Day 7 — Final message (soft close)

Subject: Last one — testing at

Message:

Last touch, . By now you're probably deep in a sprint, so I'll keep it brief. If your team ever wants to speed up regressions, reduce last-minute security review headaches, and ship with more confidence — without hiring more QA engineers — I'd be happy to walk you through what's working for AppExchange ISVs like yours. Open to a 10-minute call if the timing ever aligns.

Why it works: Low pressure, clear transformation (confidence, speed), and a concrete next step (10-minute call). This message doesn't burn the bridge; it leaves the door open for a reply down the line.


A quick note on cadence: I use Day 1, 3, 7 because QA leads are busy and often ignore LinkedIn for days. You can stretch to Day 1, 4, 8 if you're targeting larger ISVs. If Origami's data shows they've been active on LinkedIn recently, the tighter cadence works fine.


STEP 4 — SEND THE SEQUENCE DIRECTLY FROM ORIGAMI

Here's where Origami's all-in-one design saves you a dozen tools. You launch the sequence directly from the platform — no CSV exports, no syncing with third-party tools.

LAUNCHING

Select the contacts (or a tagged segment) from your refined list, open the LinkedIn sequencer, and attach the template you've configured (or the AI-generated draft). Set the delays between touches, confirm the personalization tokens are pulling correctly (Origami will show a preview for each contact), and hit "Launch." The sequencer will:

  • Send connection requests with personalized notes from your LinkedIn account (once you connect your LinkedIn account securely)
  • Wait for acceptance; then automatically send Day 3 and Day 7 follow-up messages to those who accepted but haven't replied
  • Automatically unenroll anyone who replies — no dreaded breakup message after you've already booked a meeting

TRACKING AND CONTEXT

All activity — opens, clicks, replies, connection status — lives in the same dashboard where you built the list. While reviewing a contact's activity, you still see their enriched profile (title, company, AppExchange listing, tools used). So when you get a reply, you instantly know why you reached out to them in the first place, without digging through old notes. The platform keeps the list-building context and the outreach thread connected.

COST AND PLAN DETAILS

The sequencer itself is included on all paid plans — you never pay extra to send LinkedIn sequences. You only pay for the enrichment credits you used to find and enrich those leads. Plans start at $29/month. And if you're reading this after using the free plan's 1,000 credits, upgrading is seamless; you'll keep your existing list and can immediately launch sequences.


WHAT RESULTS TO EXPECT

From campaigns I've run targeting QA leads at Salesforce ISV AppExchange partners, here's a realistic range:

  • Connection acceptance rate: 35–50% (higher than cold email because of targeted, personalized notes)
  • Reply rate (positive): 8–15% of accepted contacts express interest — often a request for the example or a straight "we’re actually looking for something like this"
  • Meetings booked: 3–7% of your initial list typically schedule a call, assuming a refined, well-segmented list of 100+ contacts

These numbers improve if you insert a hyper-specific detail beyond the token — like the name of their AppExchange app, which Origami may have surfaced during enrichment. That extra detail boosts acceptance and reply rates noticeably.

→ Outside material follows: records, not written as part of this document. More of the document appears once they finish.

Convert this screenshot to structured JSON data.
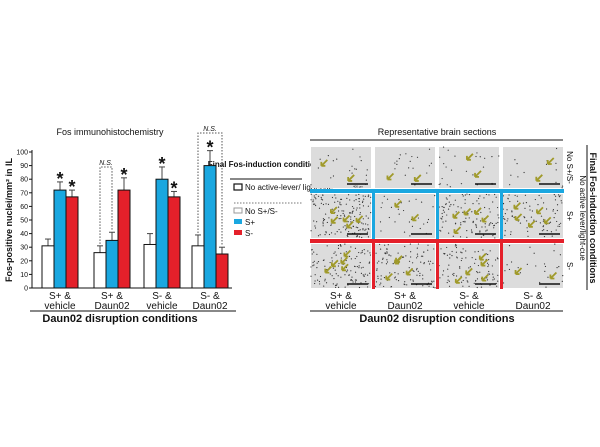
{
  "chart_data": {
    "type": "bar",
    "title": "Fos immunohistochemistry",
    "ylabel": "Fos-positive nuclei/mm² in IL",
    "xlabel": "Daun02 disruption conditions",
    "ylim": [
      0,
      100
    ],
    "yticks": [
      0,
      10,
      20,
      30,
      40,
      50,
      60,
      70,
      80,
      90,
      100
    ],
    "categories": [
      [
        "S+ &",
        "vehicle"
      ],
      [
        "S+ &",
        "Daun02"
      ],
      [
        "S- &",
        "vehicle"
      ],
      [
        "S- &",
        "Daun02"
      ]
    ],
    "series": [
      {
        "name": "No S+/S-",
        "color": "#ffffff",
        "values": [
          31,
          26,
          32,
          31
        ],
        "error": [
          5,
          5,
          8,
          8
        ]
      },
      {
        "name": "S+",
        "color": "#1aa7e0",
        "values": [
          72,
          35,
          80,
          90
        ],
        "error": [
          6,
          6,
          9,
          11
        ]
      },
      {
        "name": "S-",
        "color": "#e4202a",
        "values": [
          67,
          72,
          67,
          25
        ],
        "error": [
          5,
          9,
          4,
          5
        ]
      }
    ],
    "significance": [
      {
        "category": 0,
        "series": 1,
        "label": "*"
      },
      {
        "category": 0,
        "series": 2,
        "label": "*"
      },
      {
        "category": 1,
        "series": 2,
        "label": "*"
      },
      {
        "category": 2,
        "series": 1,
        "label": "*"
      },
      {
        "category": 2,
        "series": 2,
        "label": "*"
      },
      {
        "category": 3,
        "series": 1,
        "label": "*"
      }
    ],
    "ns_brackets": [
      {
        "category": 1,
        "from_series": 0,
        "to_series": 1,
        "label": "N.S."
      },
      {
        "category": 3,
        "from_series": 0,
        "to_series": 2,
        "label": "N.S."
      }
    ],
    "legend": {
      "title": "Final Fos-induction conditions",
      "group_label": "No active-lever/ light-cue",
      "placement": "right"
    }
  },
  "sections": {
    "title": "Representative brain sections",
    "scale_bar": "400 µm",
    "columns": [
      [
        "S+ &",
        "vehicle"
      ],
      [
        "S+ &",
        "Daun02"
      ],
      [
        "S- &",
        "vehicle"
      ],
      [
        "S- &",
        "Daun02"
      ]
    ],
    "rows": [
      "No S+/S-",
      "S+",
      "S-"
    ],
    "row_group_label": "No active lever/light-cue",
    "row_axis_title": "Final Fos-induction conditions",
    "col_axis_title": "Daun02 disruption conditions",
    "row_line_colors": [
      "#1aa7e0",
      "#e4202a"
    ],
    "arrow_color": "#a09a2a"
  }
}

WHEN TO ITERATE ON MESSAGING VS. ITERATE ON THE LIST

If your acceptance rate is below 25%, the first thing to fix is the connection note. Test shorter notes, a different pain point (e.g., UI test flakiness in Lightning vs. classic), or ask a different question. For the follow-up, swap the angle if you're getting silence after Day 7 — maybe a case study with a named ISV works better than a generic metric.

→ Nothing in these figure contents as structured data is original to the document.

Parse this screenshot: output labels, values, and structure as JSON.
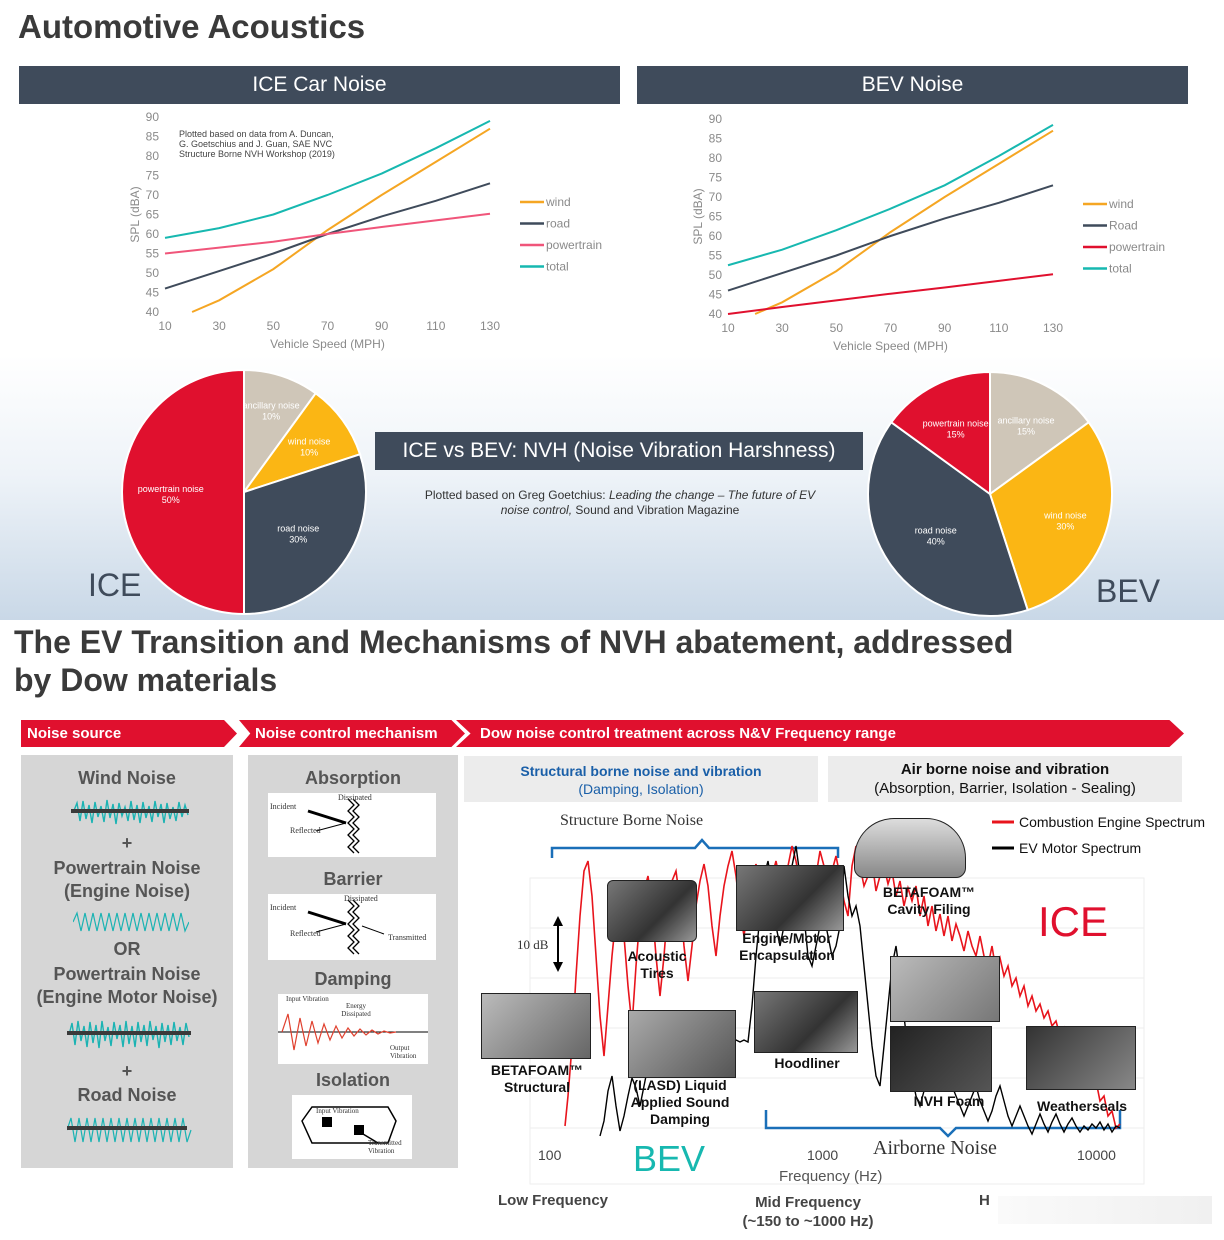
{
  "page_title": "Automotive Acoustics",
  "ice_header": "ICE Car Noise",
  "bev_header": "BEV Noise",
  "nvh_banner": "ICE vs BEV: NVH (Noise Vibration Harshness)",
  "nvh_source": {
    "prefix": "Plotted based on Greg Goetchius: ",
    "italic": "Leading the change – The future of EV noise control,",
    "suffix": " Sound and Vibration Magazine"
  },
  "ice_label": "ICE",
  "bev_label": "BEV",
  "section2_title": [
    "The EV Transition and Mechanisms of NVH abatement, addressed",
    "by Dow materials"
  ],
  "arrows": {
    "source": "Noise source",
    "mechanism": "Noise control mechanism",
    "treatment": "Dow noise control treatment across N&V Frequency range"
  },
  "noise_sources": {
    "wind": "Wind Noise",
    "plus1": "+",
    "pt1": [
      "Powertrain Noise",
      "(Engine Noise)"
    ],
    "or": "OR",
    "pt2": [
      "Powertrain Noise",
      "(Engine Motor Noise)"
    ],
    "plus2": "+",
    "road": "Road Noise"
  },
  "mechanisms": {
    "absorption": "Absorption",
    "barrier": "Barrier",
    "damping": "Damping",
    "isolation": "Isolation",
    "abs_labels": [
      "Incident",
      "Dissipated",
      "Reflected"
    ],
    "bar_labels": [
      "Incident",
      "Dissipated",
      "Reflected",
      "Transmitted"
    ],
    "damp_labels": [
      "Input Vibration",
      "Energy Dissipated",
      "Output Vibration"
    ],
    "iso_labels": [
      "Input Vibration",
      "Transmitted Vibration"
    ]
  },
  "treatment": {
    "structural_title": "Structural borne noise and vibration",
    "structural_sub": "(Damping, Isolation)",
    "airborne_title": "Air borne noise and vibration",
    "airborne_sub": "(Absorption, Barrier, Isolation - Sealing)",
    "structure_borne_label": "Structure Borne Noise",
    "airborne_label": "Airborne Noise",
    "ten_db": "10 dB",
    "legend": [
      "Combustion Engine Spectrum",
      "EV Motor Spectrum"
    ],
    "legend_colors": [
      "#e8141c",
      "#000000"
    ],
    "ice_big": "ICE",
    "bev_big": "BEV",
    "x_ticks": [
      "100",
      "1000",
      "10000"
    ],
    "x_label": "Frequency (Hz)",
    "products": {
      "acoustic_tires": [
        "Acoustic",
        "Tires"
      ],
      "engine_encap": [
        "Engine/Motor",
        "Encapsulation"
      ],
      "betafoam_cavity": [
        "BETAFOAM™",
        "Cavity Filing"
      ],
      "betafoam_struct": [
        "BETAFOAM™",
        "Structural"
      ],
      "lasd": [
        "(LASD) Liquid",
        "Applied Sound",
        "Damping"
      ],
      "hoodliner": "Hoodliner",
      "nvh_foam": "NVH Foam",
      "weatherseals": "Weatherseals"
    },
    "bands": {
      "low": "Low Frequency",
      "mid": [
        "Mid Frequency",
        "(~150 to ~1000 Hz)"
      ],
      "high": "H"
    }
  },
  "chart_data": [
    {
      "type": "line",
      "id": "ice-line",
      "title": "",
      "xlabel": "Vehicle Speed (MPH)",
      "ylabel": "SPL (dBA)",
      "xlim": [
        10,
        130
      ],
      "ylim": [
        40,
        90
      ],
      "x_ticks": [
        10,
        30,
        50,
        70,
        90,
        110,
        130
      ],
      "y_ticks": [
        40,
        45,
        50,
        55,
        60,
        65,
        70,
        75,
        80,
        85,
        90
      ],
      "annotation": [
        "Plotted based on data from A. Duncan,",
        "G. Goetschius and J. Guan, SAE NVC",
        "Structure  Borne NVH Workshop (2019)"
      ],
      "grid": false,
      "legend_position": "right",
      "series": [
        {
          "name": "wind",
          "color": "#f5a623",
          "x": [
            20,
            30,
            50,
            70,
            90,
            110,
            130
          ],
          "values": [
            40,
            43,
            51,
            61,
            70,
            78.5,
            87
          ]
        },
        {
          "name": "road",
          "color": "#3f4b5b",
          "x": [
            10,
            30,
            50,
            70,
            90,
            110,
            130
          ],
          "values": [
            46,
            50.5,
            55,
            60,
            64.5,
            68.5,
            73
          ]
        },
        {
          "name": "powertrain",
          "color": "#f0557a",
          "x": [
            10,
            30,
            50,
            70,
            90,
            110,
            130
          ],
          "values": [
            55,
            56.5,
            58,
            60,
            61.8,
            63.5,
            65.2
          ]
        },
        {
          "name": "total",
          "color": "#17b8b0",
          "x": [
            10,
            30,
            50,
            70,
            90,
            110,
            130
          ],
          "values": [
            59,
            61.5,
            65,
            70,
            75.5,
            82,
            89
          ]
        }
      ]
    },
    {
      "type": "line",
      "id": "bev-line",
      "title": "",
      "xlabel": "Vehicle Speed (MPH)",
      "ylabel": "SPL (dBA)",
      "xlim": [
        10,
        130
      ],
      "ylim": [
        40,
        90
      ],
      "x_ticks": [
        10,
        30,
        50,
        70,
        90,
        110,
        130
      ],
      "y_ticks": [
        40,
        45,
        50,
        55,
        60,
        65,
        70,
        75,
        80,
        85,
        90
      ],
      "grid": false,
      "legend_position": "right",
      "series": [
        {
          "name": "wind",
          "color": "#f5a623",
          "x": [
            20,
            30,
            50,
            70,
            90,
            110,
            130
          ],
          "values": [
            40,
            43,
            51,
            61,
            70,
            78.5,
            87
          ]
        },
        {
          "name": "Road",
          "color": "#3f4b5b",
          "x": [
            10,
            30,
            50,
            70,
            90,
            110,
            130
          ],
          "values": [
            46,
            50.5,
            55,
            60,
            64.5,
            68.5,
            73
          ]
        },
        {
          "name": "powertrain",
          "color": "#e0102e",
          "x": [
            10,
            30,
            50,
            70,
            90,
            110,
            130
          ],
          "values": [
            40,
            41.8,
            43.5,
            45.2,
            46.8,
            48.5,
            50.2
          ]
        },
        {
          "name": "total",
          "color": "#17b8b0",
          "x": [
            10,
            30,
            50,
            70,
            90,
            110,
            130
          ],
          "values": [
            52.5,
            56.5,
            61.5,
            67,
            73,
            80.5,
            88.5
          ]
        }
      ]
    },
    {
      "type": "pie",
      "id": "ice-pie",
      "slices": [
        {
          "label": "ancillary noise",
          "value": 10,
          "pct": "10%",
          "color": "#cfc6b8"
        },
        {
          "label": "wind noise",
          "value": 10,
          "pct": "10%",
          "color": "#fbb614"
        },
        {
          "label": "road noise",
          "value": 30,
          "pct": "30%",
          "color": "#3f4b5b"
        },
        {
          "label": "powertrain noise",
          "value": 50,
          "pct": "50%",
          "color": "#e0102e"
        }
      ]
    },
    {
      "type": "pie",
      "id": "bev-pie",
      "slices": [
        {
          "label": "ancillary noise",
          "value": 15,
          "pct": "15%",
          "color": "#cfc6b8"
        },
        {
          "label": "wind noise",
          "value": 30,
          "pct": "30%",
          "color": "#fbb614"
        },
        {
          "label": "road noise",
          "value": 40,
          "pct": "40%",
          "color": "#3f4b5b"
        },
        {
          "label": "powertrain noise",
          "value": 15,
          "pct": "15%",
          "color": "#e0102e"
        }
      ]
    }
  ]
}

If your acceptance rate is healthy but reply rates are low, the list might be too broad. Go back to Step 2 and tighten your qualification: remove smaller ISVs, stick to Segment A only, or filter for companies that recently passed a security review (Origami can sometimes surface AppExchange listing update dates). A small, hyper-focused list of 40 contacts that converts at 20% always beats 200 contacts that go nowhere.